2011 Julia Robinson/ FOR AMERICAN-STATESMAN; Thor Harris plays a handmade dulcimer during the second set of the Island Arc.
Thor Harris, drummer for the influential experimental rock band Swans and the meditative instrumental project Thor and Friends, made national music headlines Wednesday after his Twitter account was suspended a few days after he posted a video tutorial on “How to Punch a Nazi.”
Turns out, it’s not the video post that got him suspended. Instead it was his background image.
“It was a bunch of drawings of penises, you know, like nice pen and ink drawings of penises,” Harris said over the phone Thursday morning. The artsy male members had been hanging out in the background of his Twitter profile for years, but Twitter didn’t take issue with them until the flurry of outrage about the Nazi video. Someone logged a complaint about “nude and possibly pornograpic images.”
“It’s sort of like code enforcement. If they come to your house and tell you to cut your grass it’s because your neighbor called,” Harris said. He replaced the image with an aerial shot of the recent women’s march at the Texas Capitol, and 24 hours after the suspension his account was back up and running.
So why did Harris, a peacenik who’s quick to give out hugs at shows, who has helped countless artists with his frank videos about his struggles with depression, make a video about punching people?
“I wasn’t condoning punching anyone in the video,” Harris said. He begins the video saying, “If you’re thinking of punching a Nazi, or any member of the Republican party, don’t do it. Peaceful protest is better.” But “if you have to do it” he offer tips.
It was created in response to a widely circulated video of white nationalist, Richard Spencer being punched during an interview on Inauguration Day.
“It just bounced around the Internet like crazy, and honestly, it does make me a little sad to see anybody get punched,” he said. “But then after watching it several hundred times I thought, ‘Man, that punch didn’t quite land just right.

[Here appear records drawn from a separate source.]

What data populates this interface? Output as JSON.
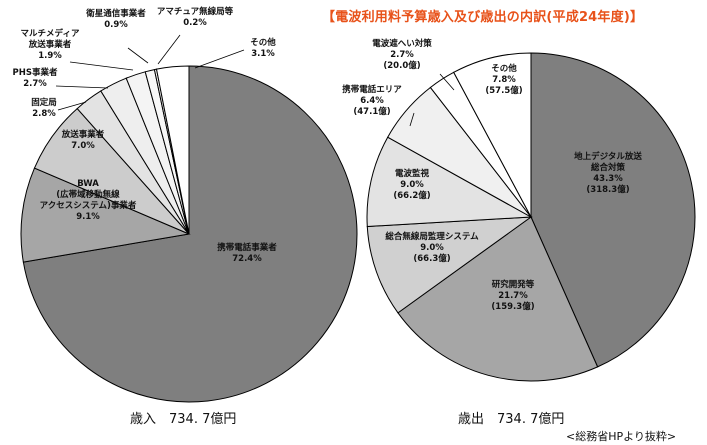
{
  "title": "【電波利用料予算歳入及び歳出の内訳(平成24年度)】",
  "source": "<総務省HPより抜粋>",
  "chart_data": [
    {
      "type": "pie",
      "caption": "歳入　734. 7億円",
      "slices": [
        {
          "lines": [
            "携帯電話事業者",
            "72.4%"
          ],
          "value": 72.4,
          "color": "#7f7f7f"
        },
        {
          "lines": [
            "BWA",
            "(広帯域移動無線",
            "アクセスシステム)事業者",
            "9.1%"
          ],
          "value": 9.1,
          "color": "#a6a6a6"
        },
        {
          "lines": [
            "放送事業者",
            "7.0%"
          ],
          "value": 7.0,
          "color": "#cccccc"
        },
        {
          "lines": [
            "固定局",
            "2.8%"
          ],
          "value": 2.8,
          "color": "#e3e3e3"
        },
        {
          "lines": [
            "PHS事業者",
            "2.7%"
          ],
          "value": 2.7,
          "color": "#eeeeee"
        },
        {
          "lines": [
            "マルチメディア",
            "放送事業者",
            "1.9%"
          ],
          "value": 1.9,
          "color": "#f4f4f4"
        },
        {
          "lines": [
            "衛星通信事業者",
            "0.9%"
          ],
          "value": 0.9,
          "color": "#f7f7f7"
        },
        {
          "lines": [
            "アマチュア無線局等",
            "0.2%"
          ],
          "value": 0.2,
          "color": "#fafafa"
        },
        {
          "lines": [
            "その他",
            "3.1%"
          ],
          "value": 3.1,
          "color": "#ffffff"
        }
      ]
    },
    {
      "type": "pie",
      "caption": "歳出　734. 7億円",
      "slices": [
        {
          "lines": [
            "地上デジタル放送",
            "総合対策",
            "43.3%",
            "(318.3億)"
          ],
          "value": 43.3,
          "color": "#7f7f7f"
        },
        {
          "lines": [
            "研究開発等",
            "21.7%",
            "(159.3億)"
          ],
          "value": 21.7,
          "color": "#a6a6a6"
        },
        {
          "lines": [
            "総合無線局監理システム",
            "9.0%",
            "(66.3億)"
          ],
          "value": 9.0,
          "color": "#d0d0d0"
        },
        {
          "lines": [
            "電波監視",
            "9.0%",
            "(66.2億)"
          ],
          "value": 9.0,
          "color": "#e3e3e3"
        },
        {
          "lines": [
            "携帯電話エリア",
            "6.4%",
            "(47.1億)"
          ],
          "value": 6.4,
          "color": "#f0f0f0"
        },
        {
          "lines": [
            "電波遮へい対策",
            "2.7%",
            "(20.0億)"
          ],
          "value": 2.7,
          "color": "#ffffff"
        },
        {
          "lines": [
            "その他",
            "7.8%",
            "(57.5億)"
          ],
          "value": 7.8,
          "color": "#ffffff"
        }
      ]
    }
  ]
}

There’s a better way to punch somebody.'”
Harris’ video, filmed by his friend and fellow musician Adam Torres, recommends punching through the face to an imaginary target behind the victim’s head.
Harris originally posted the video on Feb.3. Later, Torres translated it into Spanish, subtitled it and he posted it again. It didn’t explode for a day or so and then “it was all over the place.”

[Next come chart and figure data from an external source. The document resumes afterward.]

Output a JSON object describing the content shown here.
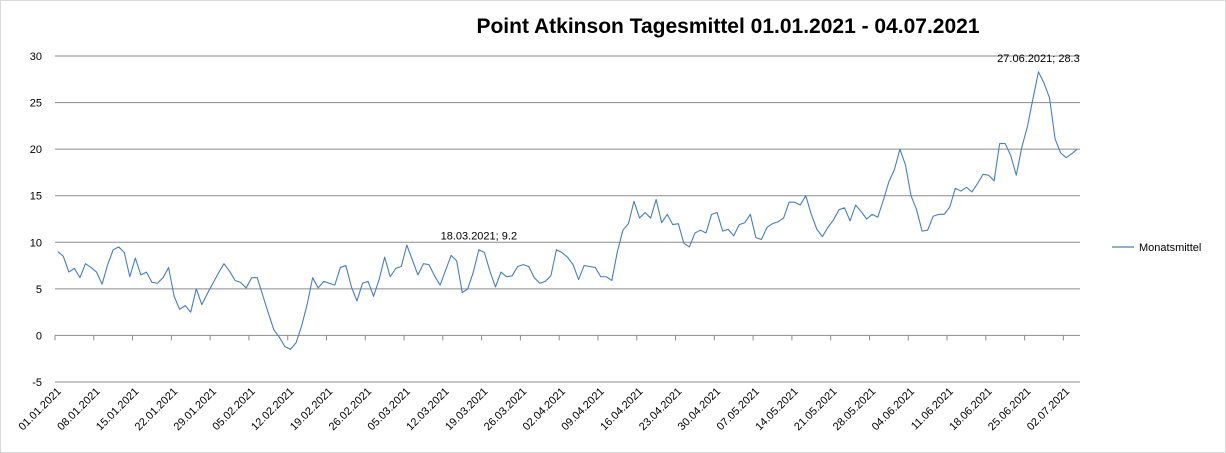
{
  "chart_data": {
    "type": "line",
    "title": "Point Atkinson Tagesmittel 01.01.2021  - 04.07.2021",
    "xlabel": "",
    "ylabel": "",
    "ylim": [
      -5,
      30
    ],
    "yticks": [
      "-5",
      "0",
      "5",
      "10",
      "15",
      "20",
      "25",
      "30"
    ],
    "grid": true,
    "legend_position": "right",
    "series_color": "#4a7ebb",
    "x_tick_labels": [
      "01.01.2021",
      "08.01.2021",
      "15.01.2021",
      "22.01.2021",
      "29.01.2021",
      "05.02.2021",
      "12.02.2021",
      "19.02.2021",
      "26.02.2021",
      "05.03.2021",
      "12.03.2021",
      "19.03.2021",
      "26.03.2021",
      "02.04.2021",
      "09.04.2021",
      "16.04.2021",
      "23.04.2021",
      "30.04.2021",
      "07.05.2021",
      "14.05.2021",
      "21.05.2021",
      "28.05.2021",
      "04.06.2021",
      "11.06.2021",
      "18.06.2021",
      "25.06.2021",
      "02.07.2021"
    ],
    "series": [
      {
        "name": "Monatsmittel",
        "start_date": "01.01.2021",
        "end_date": "04.07.2021",
        "values": [
          9.0,
          8.5,
          6.8,
          7.2,
          6.2,
          7.7,
          7.3,
          6.8,
          5.5,
          7.6,
          9.2,
          9.5,
          8.9,
          6.3,
          8.3,
          6.5,
          6.8,
          5.7,
          5.6,
          6.2,
          7.3,
          4.2,
          2.8,
          3.2,
          2.5,
          5.0,
          3.3,
          4.5,
          5.6,
          6.7,
          7.7,
          6.9,
          5.9,
          5.7,
          5.1,
          6.2,
          6.2,
          4.3,
          2.4,
          0.6,
          -0.2,
          -1.2,
          -1.5,
          -0.8,
          1.0,
          3.3,
          6.2,
          5.1,
          5.8,
          5.6,
          5.4,
          7.3,
          7.5,
          5.2,
          3.7,
          5.6,
          5.8,
          4.2,
          6.0,
          8.4,
          6.3,
          7.2,
          7.4,
          9.7,
          8.1,
          6.5,
          7.7,
          7.6,
          6.4,
          5.4,
          7.0,
          8.6,
          8.0,
          4.6,
          5.0,
          6.8,
          9.2,
          8.9,
          6.9,
          5.2,
          6.8,
          6.3,
          6.4,
          7.4,
          7.6,
          7.4,
          6.2,
          5.6,
          5.8,
          6.4,
          9.2,
          8.9,
          8.4,
          7.6,
          6.0,
          7.5,
          7.4,
          7.3,
          6.3,
          6.3,
          5.9,
          9.0,
          11.3,
          12.0,
          14.4,
          12.6,
          13.2,
          12.6,
          14.6,
          12.1,
          13.0,
          11.9,
          12.0,
          9.9,
          9.5,
          11.0,
          11.3,
          11.0,
          13.0,
          13.2,
          11.2,
          11.4,
          10.7,
          11.9,
          12.1,
          13.0,
          10.5,
          10.3,
          11.6,
          12.0,
          12.2,
          12.6,
          14.3,
          14.3,
          14.0,
          15.0,
          13.0,
          11.4,
          10.6,
          11.6,
          12.4,
          13.5,
          13.7,
          12.3,
          14.0,
          13.3,
          12.5,
          13.0,
          12.7,
          14.5,
          16.5,
          17.8,
          20.0,
          18.3,
          15.0,
          13.5,
          11.2,
          11.3,
          12.8,
          13.0,
          13.0,
          13.8,
          15.8,
          15.5,
          15.9,
          15.4,
          16.3,
          17.3,
          17.2,
          16.6,
          20.6,
          20.6,
          19.3,
          17.2,
          20.2,
          22.4,
          25.4,
          28.3,
          27.1,
          25.5,
          21.1,
          19.6,
          19.1,
          19.5,
          20.0
        ]
      }
    ],
    "annotations": [
      {
        "date": "18.03.2021",
        "value": 9.2,
        "text": "18.03.2021; 9.2"
      },
      {
        "date": "27.06.2021",
        "value": 28.3,
        "text": "27.06.2021; 28.3"
      }
    ]
  }
}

It didn’t sit well with Twitter users who identify as Nazis.
“Oooh yeah, man they were pissed off and hateful,” he said. “Tons of them were sending me pictures of their guns… one guy sent me a picture of himself out in the desert shooting at targets and said, ‘This is how you put three holes in an Anti-fa.'” (Anti-fa is shorthand for Anti-fascism, and refers to the black masked, armed groups who show up at protests. Harris is not affiliated with the movement.)
Another Twitter user wanted to meet Harris downtown to fight him on Sixth Street. Harris declined –“Is this junior high?” he said — but the experience was illuminating.
“This thing that’s in the White House is a hostile authoritarian regime,” he said. “It’s a weird very scary time. I hit a nerve with those people. And actually a couple of them, I had reasonable conversations with. This woman, once we started talking, the hate kind of chilled out.”
Ultimately, the video was meant to be humorous. Harris sees humor as “an amazing fluid language” with the potential to inspire change. In the current climate he feels it’s a powerful tool for artists to harness. With inflammatory, racially charged rhetoric running rampant on Twitter, he doesn’t plan to back off.
“A lot of this just comes down to (expletive) racism 101,” he said. “White people who think they have some divine right to this land America. They call it alt-right. It’s just racism and it’s so hideous.”